# qml.transforms.classical_jacobian¶

classical_jacobian(qnode)[source]

Returns a function to extract the Jacobian matrix of the classical part of a QNode.

This transform allows the classical dependence between the QNode arguments and the quantum gate arguments to be extracted.

Parameters

qnode (QNode) – QNode to compute the (classical) Jacobian of

Returns

Function which accepts the same arguments as the QNode.
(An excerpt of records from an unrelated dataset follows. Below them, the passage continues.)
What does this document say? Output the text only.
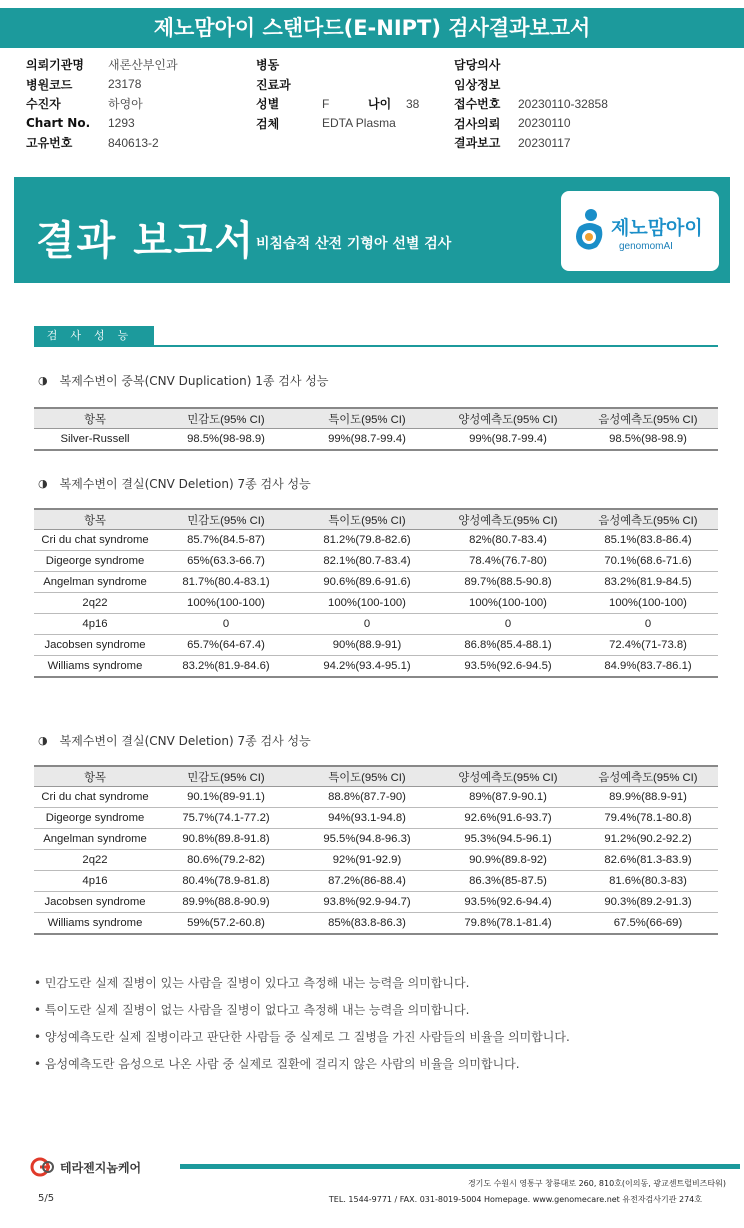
제노맘아이 스탠다드(E-NIPT) 검사결과보고서
의뢰기관명	새론산부인과
병원코드	23178
수진자	하영아
Chart No.	1293
고유번호	840613-2
병동
진료과
성별	F	나이	38
검체	EDTA Plasma
담당의사
임상정보
접수번호	20230110-32858
검사의뢰	20230110
결과보고	20230117
결과 보고서 비침습적 산전 기형아 선별 검사
제노맘아이
genomomAI
검사성능
◑ 복제수변이 중복(CNV Duplication) 1종 검사 성능
항목	민감도(95% CI)	특이도(95% CI)	양성예측도(95% CI)	음성예측도(95% CI)
Silver-Russell	98.5%(98-98.9)	99%(98.7-99.4)	99%(98.7-99.4)	98.5%(98-98.9)
◑ 복제수변이 결실(CNV Deletion) 7종 검사 성능
항목	민감도(95% CI)	특이도(95% CI)	양성예측도(95% CI)	음성예측도(95% CI)
Cri du chat syndrome	85.7%(84.5-87)	81.2%(79.8-82.6)	82%(80.7-83.4)	85.1%(83.8-86.4)
Digeorge syndrome	65%(63.3-66.7)	82.1%(80.7-83.4)	78.4%(76.7-80)	70.1%(68.6-71.6)
Angelman syndrome	81.7%(80.4-83.1)	90.6%(89.6-91.6)	89.7%(88.5-90.8)	83.2%(81.9-84.5)
2q22	100%(100-100)	100%(100-100)	100%(100-100)	100%(100-100)
4p16	0	0	0	0
Jacobsen syndrome	65.7%(64-67.4)	90%(88.9-91)	86.8%(85.4-88.1)	72.4%(71-73.8)
Williams syndrome	83.2%(81.9-84.6)	94.2%(93.4-95.1)	93.5%(92.6-94.5)	84.9%(83.7-86.1)
◑ 복제수변이 결실(CNV Deletion) 7종 검사 성능
항목	민감도(95% CI)	특이도(95% CI)	양성예측도(95% CI)	음성예측도(95% CI)
Cri du chat syndrome	90.1%(89-91.1)	88.8%(87.7-90)	89%(87.9-90.1)	89.9%(88.9-91)
Digeorge syndrome	75.7%(74.1-77.2)	94%(93.1-94.8)	92.6%(91.6-93.7)	79.4%(78.1-80.8)
Angelman syndrome	90.8%(89.8-91.8)	95.5%(94.8-96.3)	95.3%(94.5-96.1)	91.2%(90.2-92.2)
2q22	80.6%(79.2-82)	92%(91-92.9)	90.9%(89.8-92)	82.6%(81.3-83.9)
4p16	80.4%(78.9-81.8)	87.2%(86-88.4)	86.3%(85-87.5)	81.6%(80.3-83)
Jacobsen syndrome	89.9%(88.8-90.9)	93.8%(92.9-94.7)	93.5%(92.6-94.4)	90.3%(89.2-91.3)
Williams syndrome	59%(57.2-60.8)	85%(83.8-86.3)	79.8%(78.1-81.4)	67.5%(66-69)
• 민감도란 실제 질병이 있는 사람을 질병이 있다고 측정해 내는 능력을 의미합니다.
• 특이도란 실제 질병이 없는 사람을 질병이 없다고 측정해 내는 능력을 의미합니다.
• 양성예측도란 실제 질병이라고 판단한 사람들 중 실제로 그 질병을 가진 사람들의 비율을 의미합니다.
• 음성예측도란 음성으로 나온 사람 중 실제로 질환에 걸리지 않은 사람의 비율을 의미합니다.
테라젠지놈케어
경기도 수원시 영통구 창룡대로 260, 810호(이의동, 광교센트럴비즈타워)
TEL. 1544-9771 / FAX. 031-8019-5004 Homepage. www.genomecare.net 유전자검사기관 274호
5/5
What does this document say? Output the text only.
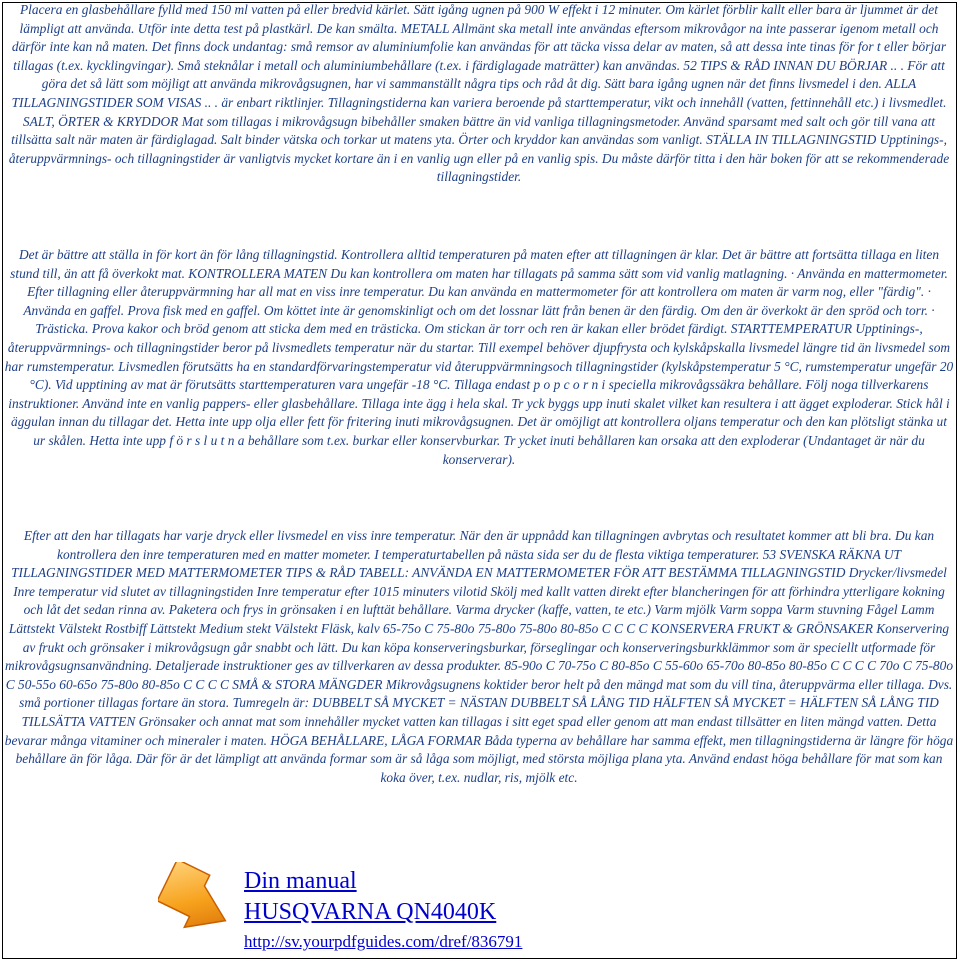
Placera en glasbehållare fylld med 150 ml vatten på eller bredvid kärlet. Sätt igång ugnen på 900 W effekt i 12 minuter. Om kärlet förblir kallt eller bara är ljummet är det lämpligt att använda. Utför inte detta test på plastkärl. De kan smälta. METALL Allmänt ska metall inte användas eftersom mikrovågor na inte passerar igenom metall och därför inte kan nå maten. Det finns dock undantag: små remsor av aluminiumfolie kan användas för att täcka vissa delar av maten, så att dessa inte tinas för for t eller börjar tillagas (t.ex. kycklingvingar). Små steknålar i metall och aluminiumbehållare (t.ex. i färdiglagade maträtter) kan användas. 52 TIPS & RÅD INNAN DU BÖRJAR .. . För att göra det så lätt som möjligt att använda mikrovågsugnen, har vi sammanställt några tips och råd åt dig. Sätt bara igång ugnen när det finns livsmedel i den. ALLA TILLAGNINGSTIDER SOM VISAS .. . är enbart riktlinjer. Tillagningstiderna kan variera beroende på starttemperatur, vikt och innehåll (vatten, fettinnehåll etc.) i livsmedlet. SALT, ÖRTER & KRYDDOR Mat som tillagas i mikrovågsugn bibehåller smaken bättre än vid vanliga tillagningsmetoder. Använd sparsamt med salt och gör till vana att tillsätta salt när maten är färdiglagad. Salt binder vätska och torkar ut matens yta. Örter och kryddor kan användas som vanligt. STÄLLA IN TILLAGNINGSTID Upptinings-, återuppvärmnings- och tillagningstider är vanligtvis mycket kortare än i en vanlig ugn eller på en vanlig spis. Du måste därför titta i den här boken för att se rekommenderade tillagningstider.

Det är bättre att ställa in för kort än för lång tillagningstid. Kontrollera alltid temperaturen på maten efter att tillagningen är klar. Det är bättre att fortsätta tillaga en liten stund till, än att få överkokt mat. KONTROLLERA MATEN Du kan kontrollera om maten har tillagats på samma sätt som vid vanlig matlagning. · Använda en mattermometer. Efter tillagning eller återuppvärmning har all mat en viss inre temperatur. Du kan använda en mattermometer för att kontrollera om maten är varm nog, eller "färdig". · Använda en gaffel. Prova fisk med en gaffel. Om köttet inte är genomskinligt och om det lossnar lätt från benen är den färdig. Om den är överkokt är den spröd och torr. · Trästicka. Prova kakor och bröd genom att sticka dem med en trästicka. Om stickan är torr och ren är kakan eller brödet färdigt. STARTTEMPERATUR Upptinings-, återuppvärmnings- och tillagningstider beror på livsmedlets temperatur när du startar. Till exempel behöver djupfrysta och kylskåpskalla livsmedel längre tid än livsmedel som har rumstemperatur. Livsmedlen förutsätts ha en standardförvaringstemperatur vid återuppvärmningsoch tillagningstider (kylskåpstemperatur 5 °C, rumstemperatur ungefär 20 °C). Vid upptining av mat är förutsätts starttemperaturen vara ungefär -18 °C. Tillaga endast p o p c o r n i speciella mikrovågssäkra behållare. Följ noga tillverkarens instruktioner. Använd inte en vanlig pappers- eller glasbehållare. Tillaga inte ägg i hela skal. Tr yck byggs upp inuti skalet vilket kan resultera i att ägget exploderar. Stick hål i äggulan innan du tillagar det. Hetta inte upp olja eller fett för fritering inuti mikrovågsugnen. Det är omöjligt att kontrollera oljans temperatur och den kan plötsligt stänka ut ur skålen. Hetta inte upp f ö r s l u t n a behållare som t.ex. burkar eller konservburkar. Tr ycket inuti behållaren kan orsaka att den exploderar (Undantaget är när du konserverar).

Efter att den har tillagats har varje dryck eller livsmedel en viss inre temperatur. När den är uppnådd kan tillagningen avbrytas och resultatet kommer att bli bra. Du kan kontrollera den inre temperaturen med en matter mometer. I temperaturtabellen på nästa sida ser du de flesta viktiga temperaturer. 53 SVENSKA RÄKNA UT TILLAGNINGSTIDER MED MATTERMOMETER TIPS & RÅD TABELL: ANVÄNDA EN MATTERMOMETER FÖR ATT BESTÄMMA TILLAGNINGSTID Drycker/livsmedel Inre temperatur vid slutet av tillagningstiden Inre temperatur efter 1015 minuters vilotid Skölj med kallt vatten direkt efter blancheringen för att förhindra ytterligare kokning och låt det sedan rinna av. Paketera och frys in grönsaken i en lufttät behållare. Varma drycker (kaffe, vatten, te etc.) Varm mjölk Varm soppa Varm stuvning Fågel Lamm Lättstekt Välstekt Rostbiff Lättstekt Medium stekt Välstekt Fläsk, kalv 65-75o C 75-80o 75-80o 75-80o 80-85o C C C C KONSERVERA FRUKT & GRÖNSAKER Konservering av frukt och grönsaker i mikrovågsugn går snabbt och lätt. Du kan köpa konserveringsburkar, förseglingar och konserveringsburkklämmor som är speciellt utformade för mikrovågsugnsanvändning. Detaljerade instruktioner ges av tillverkaren av dessa produkter. 85-90o C 70-75o C 80-85o C 55-60o 65-70o 80-85o 80-85o C C C C 70o C 75-80o C 50-55o 60-65o 75-80o 80-85o C C C C SMÅ & STORA MÄNGDER Mikrovågsugnens koktider beror helt på den mängd mat som du vill tina, återuppvärma eller tillaga. Dvs. små portioner tillagas fortare än stora. Tumregeln är: DUBBELT SÅ MYCKET = NÄSTAN DUBBELT SÅ LÅNG TID HÄLFTEN SÅ MYCKET = HÄLFTEN SÅ LÅNG TID TILLSÄTTA VATTEN Grönsaker och annat mat som innehåller mycket vatten kan tillagas i sitt eget spad eller genom att man endast tillsätter en liten mängd vatten. Detta bevarar många vitaminer och mineraler i maten. HÖGA BEHÅLLARE, LÅGA FORMAR Båda typerna av behållare har samma effekt, men tillagningstiderna är längre för höga behållare än för låga. Där för är det lämpligt att använda formar som är så låga som möjligt, med största möjliga plana yta. Använd endast höga behållare för mat som kan koka över, t.ex. nudlar, ris, mjölk etc.

Din manual
HUSQVARNA QN4040K
http://sv.yourpdfguides.com/dref/836791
When called, this function will return the Jacobian of the QNode gate arguments with respect to the QNode arguments.

Return type

function

Example

Consider the following QNode:

>>> @qml.qnode(dev)
... def circuit(weights):
...     qml.RX(weights[0], wires=0)
...     qml.RY(weights[0], wires=1)
...     qml.RZ(weights[2] ** 2, wires=1)
...     return qml.expval(qml.PauliZ(0))


We can use this transform to extract the relationship $$f: \mathbb{R}^n \rightarrow \mathbb{R}^m$$ between the input QNode arguments $$w$$ and the gate arguments $$g$$, for a given value of the QNode arguments:

>>> cjac_fn = qml.transforms.classical_jacobian(circuit)
>>> weights = np.array([1., 1., 1.], requires_grad=True)
>>> cjac = cjac_fn(weights)
>>> print(cjac)
[[1. 0. 0.]
[1. 0. 0.]
[0. 0. 2.]]


The returned Jacobian has rows corresponding to gate arguments, and columns corresponding to QNode arguments; that is,

$J_{ij} = \frac{\partial}{\partial g_i} f(w_j).$

We can see that:

• The zeroth element of weights is repeated on the first two gates generated by the QNode.

• The second column consisting of all zeros indicates that the generated quantum circuit does not depend on the first element of weights.